By Paul Kirby
EU reporter, BBC News
The McCanns also want a hotline and a European children's centre
Gerry and Kate McCann have travelled to Brussels to make the case for an EU-wide alert system for missing children.
Since the disappearance of their daughter Madeleine almost a year ago, the couple travelled across the continent, appealing for help in finding their daughter.
Could an immediate pan-European response have made a difference?
So far, France and Greece are the only EU countries to have introduced full alert systems along the lines of the American Amber scheme which involves immediate broadcasts on radio and television about missing children and information about possible suspects.
Within 30 minutes of a confirmed case of abduction, French authorities can flash up information on a missing child on motorway signs and ads are put out before national news broadcasts.
Britain, Belgium and Germany all have their own schemes but the McCanns want a far more co-ordinated response plan across Europe.
But not everyone is convinced it would work.
German Justice Minister Brigitte Zypries has argued that it would be impractical and may prove counter-productive.
In her view, publishing media ads in the north of Denmark, say, for a child kidnapped in southern Italy would be of little use to any police investigation.
And showing the faces of missing children on a daily basis on television might result in a "dulling effect" on the public.

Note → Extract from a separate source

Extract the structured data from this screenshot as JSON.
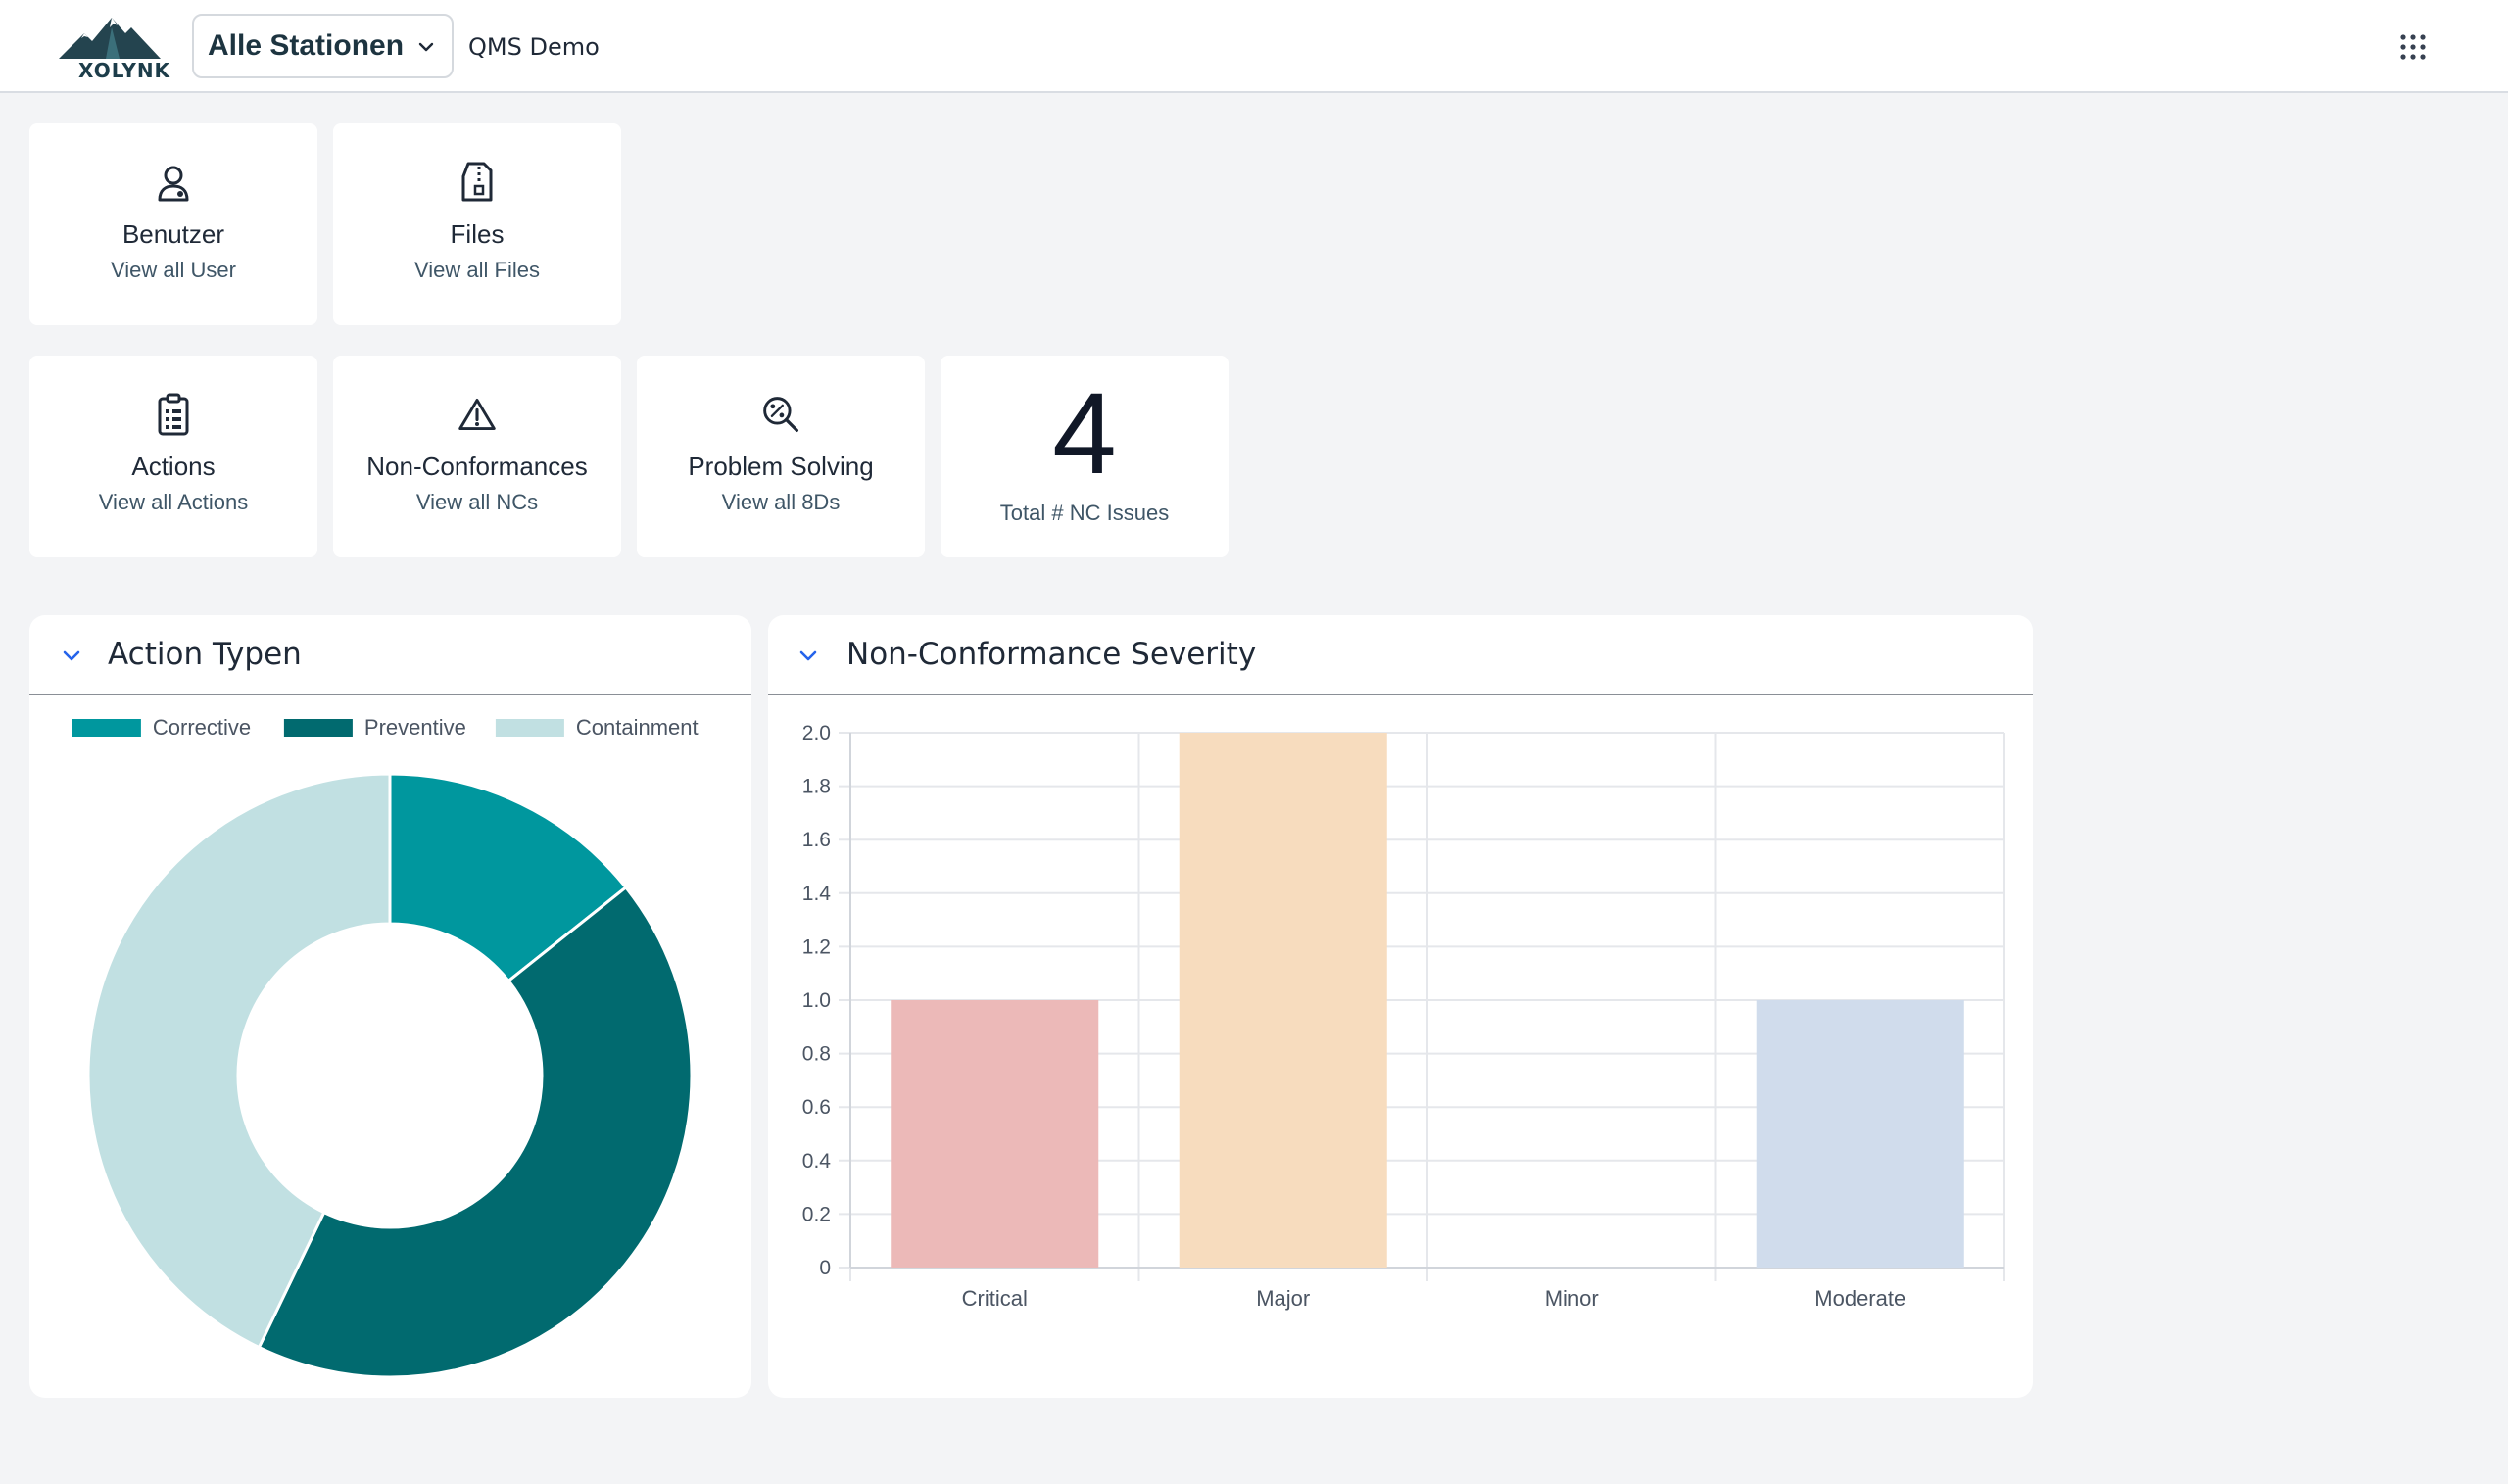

It may sound an extreme example but it reflects a sentiment that extending alerts across Europe might be an over-reaction which would probably involve extensive bureaucracy.
The reality is that the kidnapping of a child is rare, and most missing children have either run away or they are either taken from their homes by a parent in a separated couple.
According to the charity Reunite, more than 400 children are taken illegally either into or out of UK every year.
Lady Catherine Meyer set up Parents and Abducted Children Together (PACT) after her two young children failed to return from a trip to their father in Germany in 1994, despite a court order.
The McCann proposals
EU-wide missing child alert system
European children centre combining NGOs, governments and police
Missing child hotline
She is with the McCanns in Brussels and believes an alert system would have made all the difference in their case.
"If Madeleine has been abducted by a predator, there would have been a huge chance of her being spotted. All the exit ports would have been alerted immediately".
Portuguese police had no such mechanism in place and are accused of reacting slowly to her disappearance.
As well as the child alert system, Gerry and Kate McCann would like MEPs to sign up to a Europe-wide missing child hotline and a European children's centre which would co-ordinate the efforts of governments, the police and voluntary groups.
But is the EU the right body to address the issue?
A hotline has already been launched by the European Commission with the aim of giving a single number - 116000 - for parents to report missing children, wherever they are in Europe.
The aim is to extend the hotline to 47 countries, but it has had a slow start.
The McCanns travelled across Europe to raise the profile of the search
Only five of the EU's 27 member states - Belgium, Denmark, Greece, Hungary and Portugal - have so far adopted it, although the European Commission says more are in the pipeline.
British Labour MEP Arlene McCarthy is backing the McCann's campaign and believes the EU should consider making the hotline mandatory across Europe.
Missing Children Europe brings together charities across the continent and is also backing the hotline number.
But, like Germany and Austria, it is not so keen on extending the French alert system across the whole of Europe. Far better, it says, for national alerts to communicate with each other when necessary.
The organisation raises the recent case of a child who disappeared in France close to the Belgian border. While a search began immediately in France, nobody was looking 10 minutes drive away in Belgium.
There is also scepticism that police forces could or would want to work together in large numbers. Sceptics point to the difficulty in bringing together 53 separate forces in the UK.
An ambitious plan for a Europe-wide register for child sex offenders was being mooted. The trouble is not all police forces have a national register to contribute to an international database.
And while the broadcast alerts bring the public into the search for a missing child, there are also questions over what happens to the information from that appeal when it is handed to the police.
At times, since the disappearance of Madeleine McCann, Leicestershire police have had a difficult relationship with their Portuguese counterparts.
Portuguese police plan to hold a reconstruction on the anniversary of the night she disappeared, which British police had called for within weeks of it happening.
British Liberal Democrat MEP Baroness Sarah Ludford is in favour of an EU-wide alert system but says police forces are often reluctant to share the information they have.
"I have no idea whether Madeleine McCann could have been found (after an alert), but it seems to me there is a problem of breaking down barriers in sharing information between police forces across the EU," she says.
"Once you've got the alerts, you've got to make sure something happens to them: you've got ensure that pedalling furiously underneath are police forces who are talking to each other and leaving no stone unturned."
For Lady Meyer, the EU could play a vital role in improving the police response to child abduction by organising training programmes. And she thinks a new approach could save lives.
"How would you feel if it was your child who had been abducted by a predator? If we can save one child through a system like that, then it would be worth it."